CI Configuration Example

# .github/workflows/test.yml (conceptual)
# steps:
#   - uses: actions/checkout@v4
#   - uses: actions/setup-python@v5
#     with:
#       python-version: "3.12"
#   - run: pip install poetry
#   - run: poetry install
#   - run: poetry run pytest --cov

Alternatives Worth Knowing

uv is a newer tool written in Rust that aims to replace pip, pip-tools, and virtualenv with much faster performance. It is compatible with requirements.txt and pyproject.toml.

conda is popular in data science. It manages both Python versions and non-Python dependencies (like C libraries). Use it if you work heavily with numpy, scipy, or other scientific packages that need compiled binaries.

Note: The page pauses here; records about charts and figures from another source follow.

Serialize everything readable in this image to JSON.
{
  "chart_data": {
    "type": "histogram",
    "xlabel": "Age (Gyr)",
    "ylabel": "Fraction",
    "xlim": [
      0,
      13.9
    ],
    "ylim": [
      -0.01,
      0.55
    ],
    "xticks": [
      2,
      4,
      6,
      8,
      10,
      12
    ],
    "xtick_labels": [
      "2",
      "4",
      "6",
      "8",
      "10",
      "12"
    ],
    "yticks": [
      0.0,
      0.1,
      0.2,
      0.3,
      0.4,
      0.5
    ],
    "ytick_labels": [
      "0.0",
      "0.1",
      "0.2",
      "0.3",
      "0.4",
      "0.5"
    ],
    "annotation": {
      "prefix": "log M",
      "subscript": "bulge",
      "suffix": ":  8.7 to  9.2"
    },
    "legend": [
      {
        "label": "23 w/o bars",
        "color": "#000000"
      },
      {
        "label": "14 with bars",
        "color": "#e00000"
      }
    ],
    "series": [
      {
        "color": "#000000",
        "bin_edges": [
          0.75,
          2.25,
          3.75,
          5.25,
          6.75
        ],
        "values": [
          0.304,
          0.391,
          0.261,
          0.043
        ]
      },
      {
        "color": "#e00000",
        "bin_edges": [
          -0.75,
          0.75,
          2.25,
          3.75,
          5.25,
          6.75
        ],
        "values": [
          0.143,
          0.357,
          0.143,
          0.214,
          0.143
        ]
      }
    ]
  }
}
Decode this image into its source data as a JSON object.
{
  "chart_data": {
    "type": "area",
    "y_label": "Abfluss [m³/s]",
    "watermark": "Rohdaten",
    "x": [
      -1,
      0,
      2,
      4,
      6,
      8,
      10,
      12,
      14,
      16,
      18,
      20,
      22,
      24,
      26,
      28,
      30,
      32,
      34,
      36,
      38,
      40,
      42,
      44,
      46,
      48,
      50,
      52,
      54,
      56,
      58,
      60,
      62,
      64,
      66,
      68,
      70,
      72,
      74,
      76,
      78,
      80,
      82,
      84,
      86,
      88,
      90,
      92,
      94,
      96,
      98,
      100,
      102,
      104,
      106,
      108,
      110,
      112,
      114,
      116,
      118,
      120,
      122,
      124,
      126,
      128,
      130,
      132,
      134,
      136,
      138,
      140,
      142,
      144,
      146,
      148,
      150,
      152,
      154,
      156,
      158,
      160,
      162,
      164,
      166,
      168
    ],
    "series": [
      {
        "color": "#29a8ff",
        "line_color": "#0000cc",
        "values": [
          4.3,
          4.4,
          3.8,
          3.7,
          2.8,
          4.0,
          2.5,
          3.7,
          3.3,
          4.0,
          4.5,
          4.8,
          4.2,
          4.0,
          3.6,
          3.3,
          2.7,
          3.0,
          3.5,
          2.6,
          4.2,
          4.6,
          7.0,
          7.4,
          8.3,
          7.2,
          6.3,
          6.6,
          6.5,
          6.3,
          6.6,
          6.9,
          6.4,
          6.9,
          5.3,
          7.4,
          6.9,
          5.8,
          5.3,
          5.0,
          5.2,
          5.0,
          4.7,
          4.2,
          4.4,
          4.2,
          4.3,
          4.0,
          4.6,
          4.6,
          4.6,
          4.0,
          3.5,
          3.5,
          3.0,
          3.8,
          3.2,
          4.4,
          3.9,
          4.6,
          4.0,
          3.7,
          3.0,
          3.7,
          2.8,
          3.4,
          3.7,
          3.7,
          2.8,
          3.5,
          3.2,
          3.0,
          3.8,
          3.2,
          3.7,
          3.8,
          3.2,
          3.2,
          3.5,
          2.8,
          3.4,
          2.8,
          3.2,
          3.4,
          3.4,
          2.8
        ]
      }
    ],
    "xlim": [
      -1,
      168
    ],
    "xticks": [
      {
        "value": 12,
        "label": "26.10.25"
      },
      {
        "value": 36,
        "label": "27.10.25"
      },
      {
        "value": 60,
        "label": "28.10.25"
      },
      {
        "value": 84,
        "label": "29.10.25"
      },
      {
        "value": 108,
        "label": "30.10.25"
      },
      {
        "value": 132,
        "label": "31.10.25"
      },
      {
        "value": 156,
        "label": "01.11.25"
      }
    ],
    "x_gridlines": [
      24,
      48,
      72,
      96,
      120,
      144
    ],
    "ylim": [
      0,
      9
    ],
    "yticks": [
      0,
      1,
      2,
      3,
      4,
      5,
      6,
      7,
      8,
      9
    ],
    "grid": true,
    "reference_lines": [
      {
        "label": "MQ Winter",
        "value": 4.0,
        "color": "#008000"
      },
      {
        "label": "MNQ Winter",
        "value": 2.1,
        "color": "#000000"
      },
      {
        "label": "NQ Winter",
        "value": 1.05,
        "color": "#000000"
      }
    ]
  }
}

pip-tools is a lighter alternative to Poetry. It uses pip-compile to generate pinned requirements from a high-level requirements.in file. Good for projects that do not need Poetry’s full feature set.

Wrapping Up

Python environment management comes down to three layers. Use pyenv to install and switch between Python versions without touching your system Python. Use venv (or let Poetry handle it) to isolate packages per project. Use Poetry to declare dependencies cleanly, lock exact versions, and manage the full lifecycle from install to publish. The pyenv local command plus poetry install gives you a reproducible setup that works the same on every machine. Start with venv if you are learning, adopt Poetry when you collaborate with others, and add pyenv when you need multiple Python versions.